Pen and ink collage by Narca Moore

the global movement to rescue biodiversity and slow the climate crisis begins with you and me.

“One word: Poetry. That’s what the world has to offer us. A whole series of mysteries, of possible discoveries, of phenomena, of unexpected events, and objects, and things, and living organisms and so on. An infinitude, almost, on this planet, waiting out there to be enjoyed.”

–E.O. Wilson

In 2015, my conservation mentor and dear friend Michael Soulé invited me to Washington, D.C. to sit down with international conservation scientists and leaders, and tackle a strategy to save our wild family and our only home, the natural world. Renowned Harvard biologist E.O. Wilson was just about to publish his seminal book Half Earth and wildlife scientist Eric Dinerstein of RESOLVE was intent on stemming the loss of animal and plant life that was tipping our planet toward collapsing ecosystems and the derailing of nature’s climate buffering responses. The story of extinctions was being lost to the narrative of climate change and renewable energy. Solve the climate with technological interventions and all the rest would fix itself was fast becoming the emerging paradigm.

For those of us bearing witness over our own lifetimes to the heart-wrenching fates of wild creatures—and notably, Indigenous peoples—all around us, and recognizing how we are all part of the same interwoven and interdependent tapestry of life, the larger problem was the cumulative loss of so many brightly colored strands of the fabric that holds us. The dynamics of feedback loops seemed to be unraveling even the larger framework of physical processes like fire, ice, ocean currents, springflow, weather. In a conceptual reversal of what ‘chaos theory’ had suggested, the butterfly no longer flapping its wings was changing the weather around the globe.

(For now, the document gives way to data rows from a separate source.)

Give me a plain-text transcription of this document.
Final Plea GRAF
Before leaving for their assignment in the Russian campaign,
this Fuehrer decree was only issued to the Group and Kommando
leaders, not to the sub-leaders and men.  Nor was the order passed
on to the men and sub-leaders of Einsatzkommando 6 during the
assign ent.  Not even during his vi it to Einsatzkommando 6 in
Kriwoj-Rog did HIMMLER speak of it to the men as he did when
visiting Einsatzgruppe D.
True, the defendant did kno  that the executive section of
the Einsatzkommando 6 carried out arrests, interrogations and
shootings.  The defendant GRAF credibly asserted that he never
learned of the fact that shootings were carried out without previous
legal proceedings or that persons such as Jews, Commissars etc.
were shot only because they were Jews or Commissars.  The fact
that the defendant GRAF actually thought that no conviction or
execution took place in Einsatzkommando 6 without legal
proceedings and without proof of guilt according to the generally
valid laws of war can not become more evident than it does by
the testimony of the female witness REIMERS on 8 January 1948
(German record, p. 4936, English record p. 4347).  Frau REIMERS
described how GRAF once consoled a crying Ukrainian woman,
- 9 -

At the D.C. meeting the answer was simple and clear, however far it was from easy. Save every square inch of still wild nature and every living creature we possibly can over the ensuing 15 years and turbocharge the people-powered movement to do it, in the way that the climate movement was rising up globally. Half Earth, the science-based fifty percent metric, gave us the end goal. The year 2030 gave us a milepost to sight by. The call for thirty percent by 2030 has launched a now global movement, and a new Executive Order by President Biden — 30×30 is you and me, working together for a healthy planet!

“Protecting our important lands and waters is a top priority for our organization. Across Arizona, we have multiple wild areas that should be considered for protection to reach 30×30. Protecting landscapes like the iconic Grand Canyon, the culturally significant Great Bend of the Gila, and the ecologically unique “Sky Islands” of southern Arizona will create landscape connections across the state, critical to sustaining our diverse wildlife, peoples, and economy for generations to come.”

—Kelly Burke, Wild Arizona’s executive director, responding to the recent release of the Biden administration’s ‘America the Beautiful’ report.